The company also now offers more than one way to deploy its flagship database — in-house or in Oracle’s cloud. The question remains if its gains in cloud software can offset declining sales of software licenses.
The Oracle PartnerNetwork provides opportunities to “build your business around Oracle’s comprehensive product and services portfolio; develop expertise and differentiate your offerings; and promote and sell your unique solutions.”
3M? I know what some of you are thinking.
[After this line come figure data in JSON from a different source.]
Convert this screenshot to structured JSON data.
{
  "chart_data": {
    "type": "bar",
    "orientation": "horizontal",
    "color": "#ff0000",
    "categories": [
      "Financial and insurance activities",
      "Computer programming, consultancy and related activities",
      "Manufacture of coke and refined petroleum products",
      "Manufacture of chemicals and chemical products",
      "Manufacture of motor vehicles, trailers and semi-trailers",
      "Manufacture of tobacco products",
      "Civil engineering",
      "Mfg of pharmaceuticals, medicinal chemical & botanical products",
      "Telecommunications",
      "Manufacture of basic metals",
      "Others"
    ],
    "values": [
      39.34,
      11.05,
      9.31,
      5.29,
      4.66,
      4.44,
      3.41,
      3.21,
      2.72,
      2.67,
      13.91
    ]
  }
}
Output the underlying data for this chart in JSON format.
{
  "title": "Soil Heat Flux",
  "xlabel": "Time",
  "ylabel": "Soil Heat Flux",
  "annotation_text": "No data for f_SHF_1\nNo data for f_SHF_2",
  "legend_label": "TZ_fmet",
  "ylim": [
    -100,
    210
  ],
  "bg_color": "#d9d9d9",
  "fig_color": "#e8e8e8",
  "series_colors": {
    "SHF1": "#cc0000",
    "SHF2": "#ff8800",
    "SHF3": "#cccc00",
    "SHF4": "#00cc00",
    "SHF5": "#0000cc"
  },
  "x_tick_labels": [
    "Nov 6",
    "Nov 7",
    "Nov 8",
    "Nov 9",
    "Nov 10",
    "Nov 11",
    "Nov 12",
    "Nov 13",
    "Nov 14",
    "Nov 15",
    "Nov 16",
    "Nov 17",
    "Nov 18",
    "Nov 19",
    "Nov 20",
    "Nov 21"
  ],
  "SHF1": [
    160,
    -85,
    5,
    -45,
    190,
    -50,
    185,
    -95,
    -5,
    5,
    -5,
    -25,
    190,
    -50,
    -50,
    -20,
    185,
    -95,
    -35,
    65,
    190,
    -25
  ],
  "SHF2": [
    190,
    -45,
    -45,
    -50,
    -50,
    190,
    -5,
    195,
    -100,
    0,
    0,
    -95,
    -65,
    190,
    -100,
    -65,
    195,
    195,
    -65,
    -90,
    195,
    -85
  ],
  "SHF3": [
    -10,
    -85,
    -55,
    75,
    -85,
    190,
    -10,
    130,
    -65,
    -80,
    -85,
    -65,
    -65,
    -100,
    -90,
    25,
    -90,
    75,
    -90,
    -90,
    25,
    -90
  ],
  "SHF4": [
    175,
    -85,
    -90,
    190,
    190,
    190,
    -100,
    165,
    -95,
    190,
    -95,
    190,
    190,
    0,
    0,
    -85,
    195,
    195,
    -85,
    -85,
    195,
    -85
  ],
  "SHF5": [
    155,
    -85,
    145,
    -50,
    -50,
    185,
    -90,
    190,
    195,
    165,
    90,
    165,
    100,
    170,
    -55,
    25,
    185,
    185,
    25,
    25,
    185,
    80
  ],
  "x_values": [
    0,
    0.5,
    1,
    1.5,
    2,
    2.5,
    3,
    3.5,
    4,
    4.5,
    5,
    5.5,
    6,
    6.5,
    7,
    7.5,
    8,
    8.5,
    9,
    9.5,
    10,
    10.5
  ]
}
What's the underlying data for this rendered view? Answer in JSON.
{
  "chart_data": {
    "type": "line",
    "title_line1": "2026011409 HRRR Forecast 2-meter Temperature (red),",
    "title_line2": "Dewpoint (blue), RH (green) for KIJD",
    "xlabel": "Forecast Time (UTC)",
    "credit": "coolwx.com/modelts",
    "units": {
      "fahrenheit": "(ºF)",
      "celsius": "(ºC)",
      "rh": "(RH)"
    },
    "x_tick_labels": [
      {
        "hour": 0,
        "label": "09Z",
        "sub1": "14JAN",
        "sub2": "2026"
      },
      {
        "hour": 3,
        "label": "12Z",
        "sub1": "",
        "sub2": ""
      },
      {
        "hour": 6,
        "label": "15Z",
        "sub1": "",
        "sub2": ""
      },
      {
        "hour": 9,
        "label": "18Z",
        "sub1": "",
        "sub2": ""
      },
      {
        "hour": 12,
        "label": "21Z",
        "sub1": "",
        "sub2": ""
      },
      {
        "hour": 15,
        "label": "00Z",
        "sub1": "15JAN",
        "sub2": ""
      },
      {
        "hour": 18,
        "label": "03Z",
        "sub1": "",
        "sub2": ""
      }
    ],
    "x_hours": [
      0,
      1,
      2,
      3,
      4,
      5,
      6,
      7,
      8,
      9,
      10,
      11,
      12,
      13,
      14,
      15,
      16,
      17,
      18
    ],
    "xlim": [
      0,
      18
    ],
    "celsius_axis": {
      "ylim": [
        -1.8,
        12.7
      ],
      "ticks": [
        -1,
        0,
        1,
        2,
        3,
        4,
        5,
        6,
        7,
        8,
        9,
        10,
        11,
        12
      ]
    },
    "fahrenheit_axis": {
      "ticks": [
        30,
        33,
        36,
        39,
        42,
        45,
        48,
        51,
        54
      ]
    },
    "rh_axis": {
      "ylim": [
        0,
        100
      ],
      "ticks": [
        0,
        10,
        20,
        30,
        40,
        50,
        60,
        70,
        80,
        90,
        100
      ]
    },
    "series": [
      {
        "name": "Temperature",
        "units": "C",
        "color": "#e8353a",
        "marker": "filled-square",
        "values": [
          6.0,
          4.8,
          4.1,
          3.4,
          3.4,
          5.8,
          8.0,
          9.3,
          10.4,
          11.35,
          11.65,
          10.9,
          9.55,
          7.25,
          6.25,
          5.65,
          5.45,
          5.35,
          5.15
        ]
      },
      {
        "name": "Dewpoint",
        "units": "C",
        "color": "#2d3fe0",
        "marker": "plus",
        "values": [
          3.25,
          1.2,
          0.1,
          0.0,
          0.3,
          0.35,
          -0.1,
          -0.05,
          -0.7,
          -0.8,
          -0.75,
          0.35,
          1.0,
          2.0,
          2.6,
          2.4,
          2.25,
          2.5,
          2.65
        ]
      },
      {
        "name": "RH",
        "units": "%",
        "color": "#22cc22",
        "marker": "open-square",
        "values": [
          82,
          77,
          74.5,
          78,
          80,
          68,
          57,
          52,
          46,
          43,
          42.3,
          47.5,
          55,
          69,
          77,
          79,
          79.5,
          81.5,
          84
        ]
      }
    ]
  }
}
How did the Scotch tape and Post-It Note guys make this list?
3M has a huge lineup of diversified products that includes business electronics and data-center products and services. 3M recruits VARs, data-processing partners, consulting and distribution partners, just to name a few. Don’t be surprised to see 3M as a vendor at a channel show.
The company recently open a new science center that will be home to work on new innovations across all of its divisions.
And did you know that 3M is into such things as aerospace engineering and orthodontistry as well?
Which tech companies were close to cracking the Fortune 100? Avnet (102), Tech Data (108), EMC (113), Time Warner Cable (116) and Arrow (119) all made a run at breaking the century mark this year.